Ça fait partie de ces moments, dans les métiers du dessin et de l’illustration, dans lesquels il faut savoir répondre aux souhaits du client. Ces moments là sont beaucoup plus nombreux qu’ils en ont l’air, et au final, on s’aperçoit que les moments dans lesquels l’auteur, moi en l’occurrence, est libre de pratiquer le « style graphique » qu’il désire explorer, sont plutôt rares.
Ainsi, pour un recueil périodique de nouvelles de science-fiction, on m’a demandé de dessiner « Astroboy qui fonce dans la vague d’Hokusaï ». La proposition graphique tient donc plus du copiage que de la recherche d’un graphisme original, parce qu'il était nécessaire que le lecteur ne se pose pas de question en regardant l'image. Travailler ces deux références dans un style graphique à part aurait brouillé le message. il fallait faire simple et efficace, tout en respectant les œuvres originales.
Selon les responsables de ce projet, il faut illustrer la science-fiction japonaise, et quand bien même cette proposition graphique soit tellement « cliché » qu’elle défonce des portes ouvertes, elle a l’avantage de répondre aux fantasmes de nous, européens, face à ce que l’on pense de la science fiction nippone. En d’autres termes, quelles que soient les qualités de nos connaissances à propos de l’imaginaire et de la SF nippone, il faut toujours se rabattre sur les désirs du consommateur occidental pour qu’il soit tenté d’ouvrir l’ouvrage qui lui est proposé, et ainsi espérer qu’il aura une image plus évoluée que le cliché qui lui est proposé en couverture. C’est une manière noble d’être vulgaire, au final, c’est à dire de ne jamais oublier que « vulgaire » vient du latin « Vulgus » : le peuple.

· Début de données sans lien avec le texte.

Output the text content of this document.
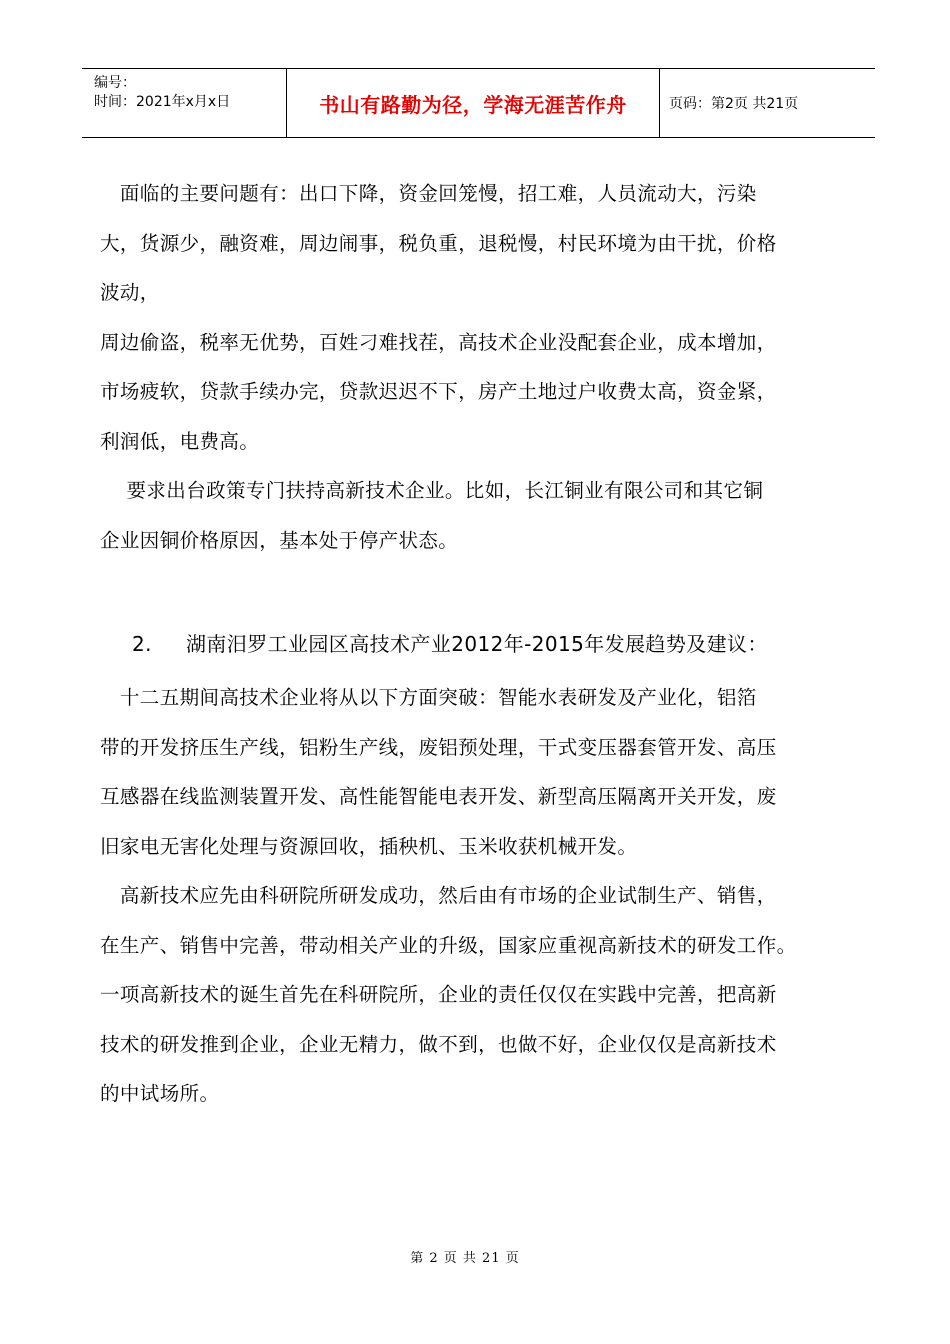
编号：
时间：2021年x月x日	书山有路勤为径，学海无涯苦作舟	页码：第2页 共21页
　面临的主要问题有：出口下降，资金回笼慢，招工难，人员流动大，污染
大，货源少，融资难，周边闹事，税负重，退税慢，村民环境为由干扰，价格
波动，
周边偷盗，税率无优势，百姓刁难找茬，高技术企业没配套企业，成本增加，
市场疲软，贷款手续办完，贷款迟迟不下，房产土地过户收费太高，资金紧，
利润低，电费高。
　 要求出台政策专门扶持高新技术企业。比如，长江铜业有限公司和其它铜
企业因铜价格原因，基本处于停产状态。
2. 湖南汨罗工业园区高技术产业2012年-2015年发展趋势及建议：
　十二五期间高技术企业将从以下方面突破：智能水表研发及产业化，铝箔
带的开发挤压生产线，铝粉生产线，废铝预处理，干式变压器套管开发、高压
互感器在线监测装置开发、高性能智能电表开发、新型高压隔离开关开发，废
旧家电无害化处理与资源回收，插秧机、玉米收获机械开发。
　高新技术应先由科研院所研发成功，然后由有市场的企业试制生产、销售，
在生产、销售中完善，带动相关产业的升级，国家应重视高新技术的研发工作。
一项高新技术的诞生首先在科研院所，企业的责任仅仅在实践中完善，把高新
技术的研发推到企业，企业无精力，做不到，也做不好，企业仅仅是高新技术
的中试场所。
第 2 页 共 21 页
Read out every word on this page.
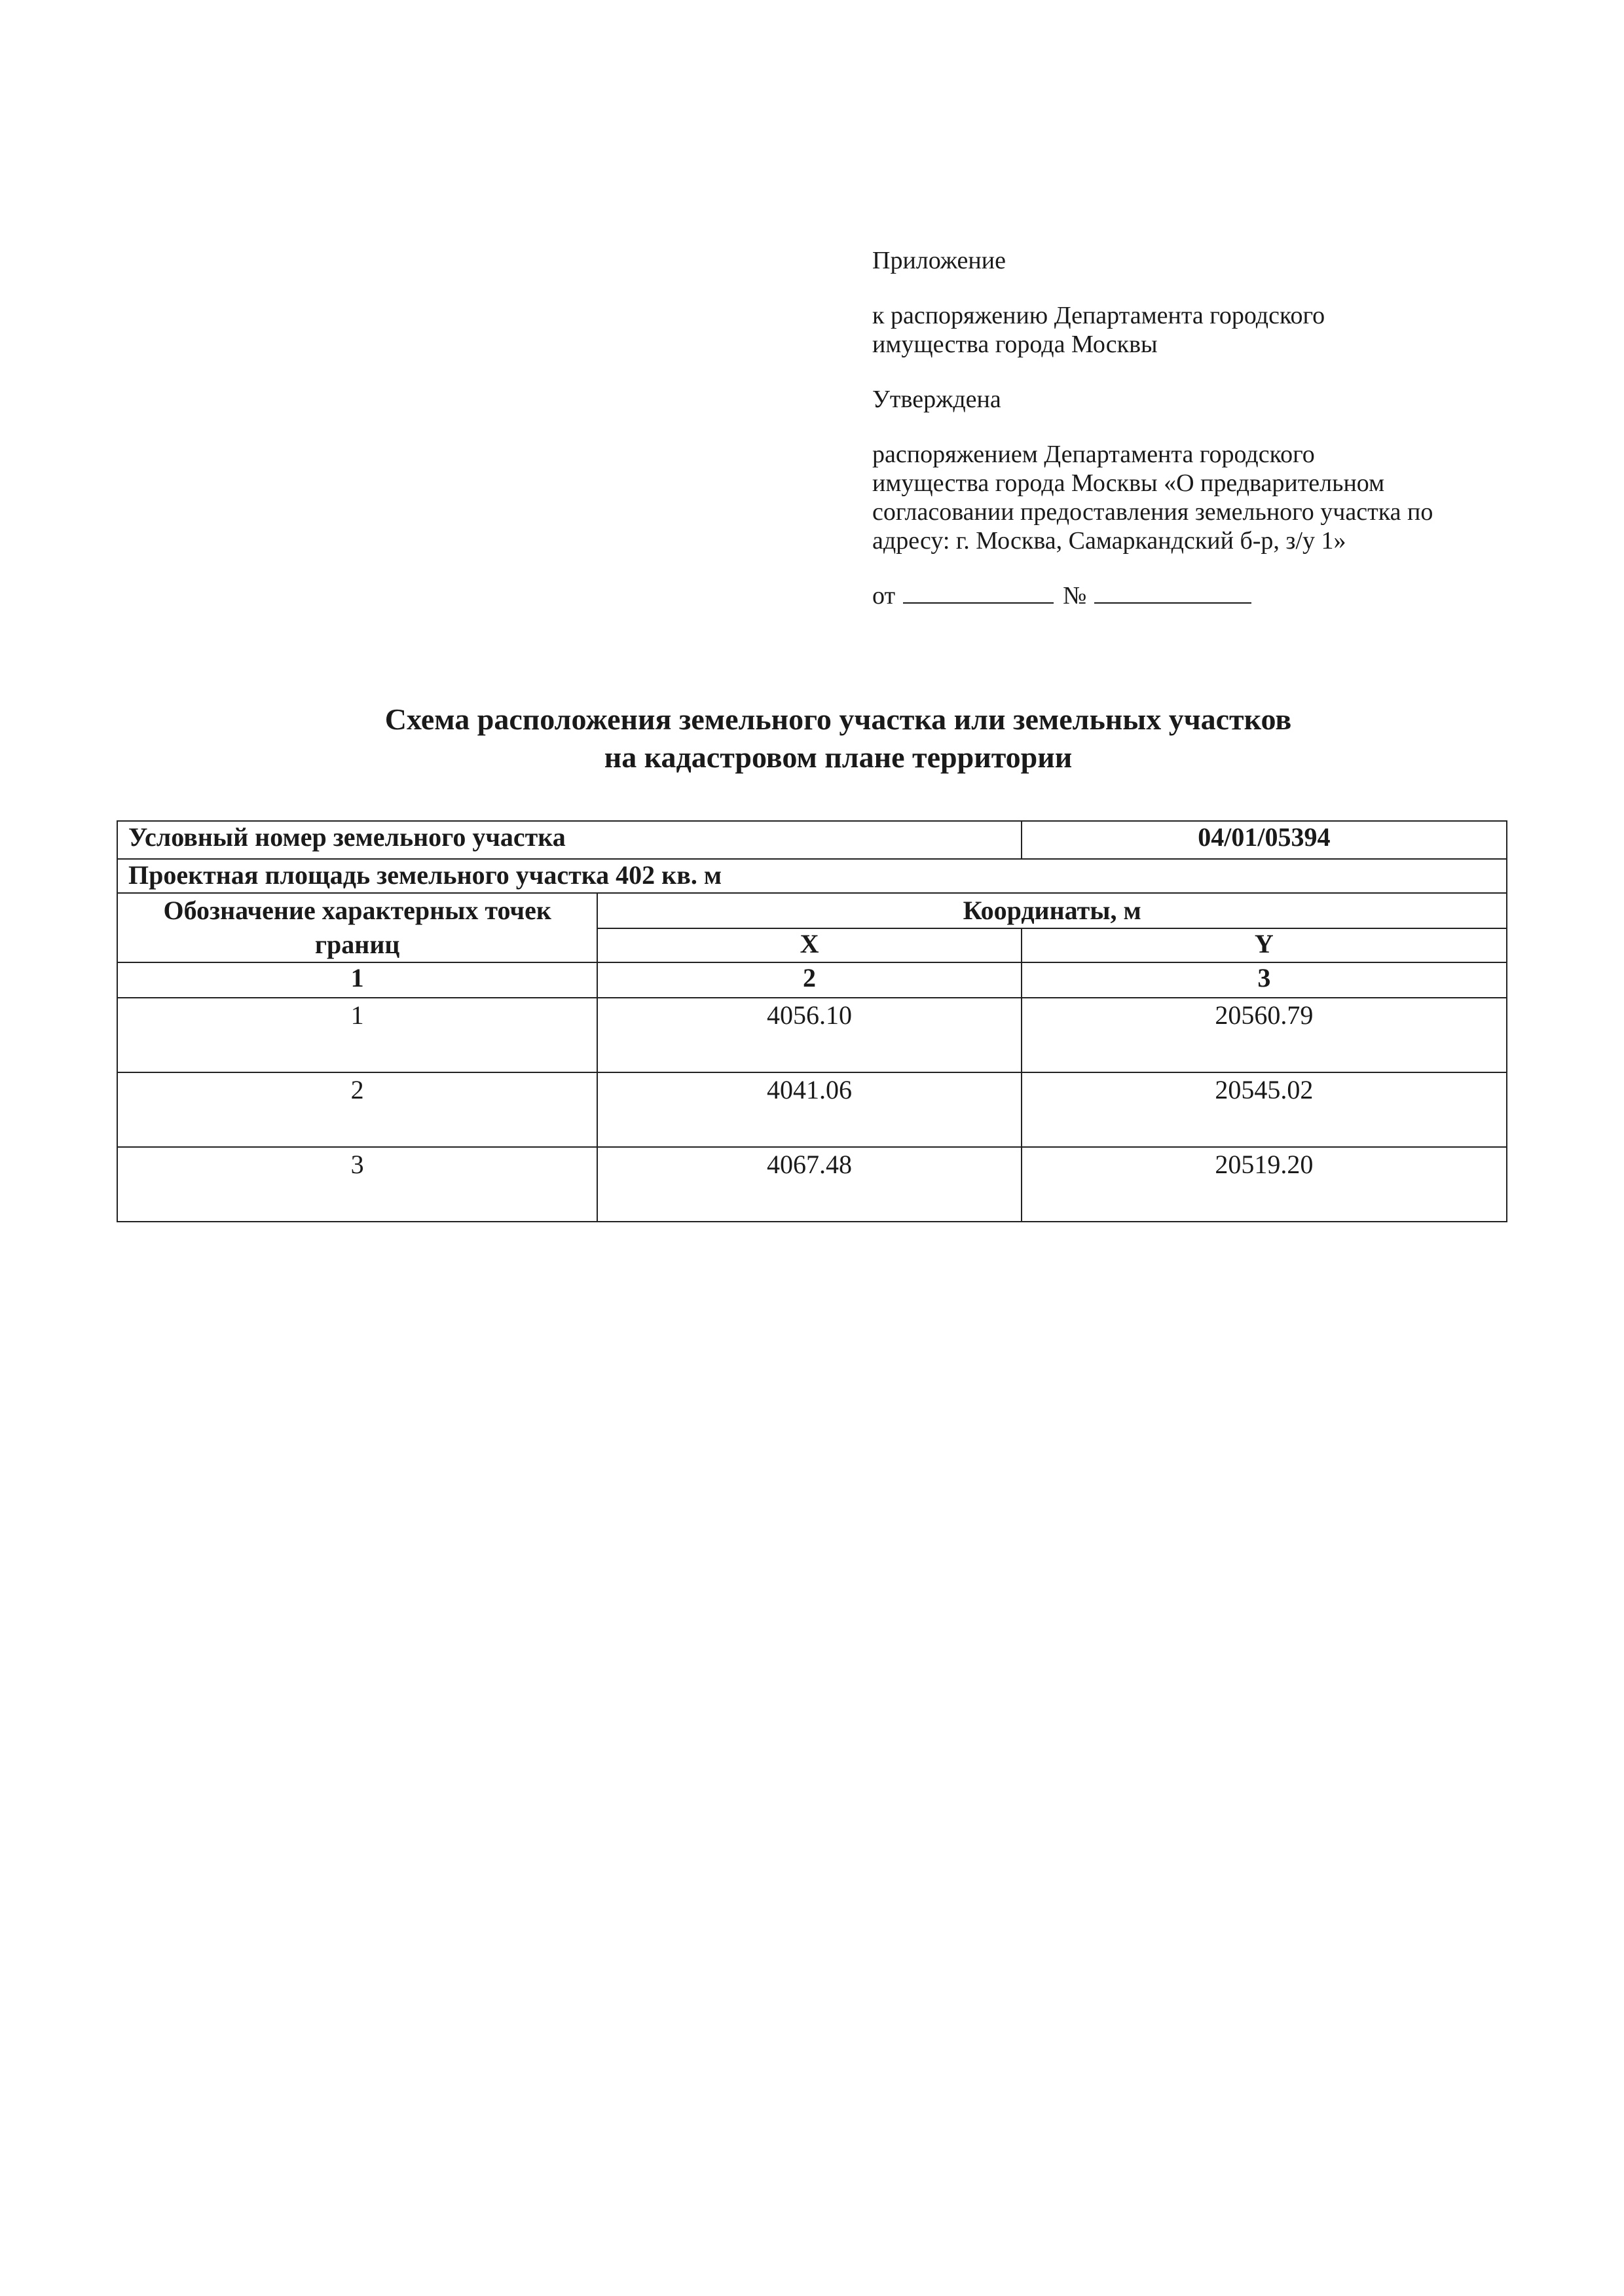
Приложение

к распоряжению Департамента городского

имущества города Москвы

Утверждена

распоряжением Департамента городского

имущества города Москвы «О предварительном

согласовании предоставления земельного участка по

адресу: г. Москва, Самаркандский б-р, з/у 1»

от	№

Схема расположения земельного участка или земельных участков

на кадастровом плане территории

Условный номер земельного участка		04/01/05394
Проектная площадь земельного участка 402 кв. м		
Обозначение характерных точек границ	Координаты, м	
	X	Y
1	2	3
1	4056.10	20560.79
2	4041.06	20545.02
3	4067.48	20519.20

Et on peut dire ce qu’on veut, s’il n’y avait plus de peuple, il n’y aurait plus de lecteur. Il faut rester humble. Même si on pense qu’on est totalement propriétaire du style graphique, ou de l’illustration que l’on créé, si on ne la tourne pas vers le « lecteur », si on la garde pour nous-mêmes, ce n’est rien d’autre qu’une forme d’onanisme. Illustrateur - dessinateur, c’est être altruiste, même si on ne le veut pas. Sans le « peuple », sans le public, nous ne sommes rien.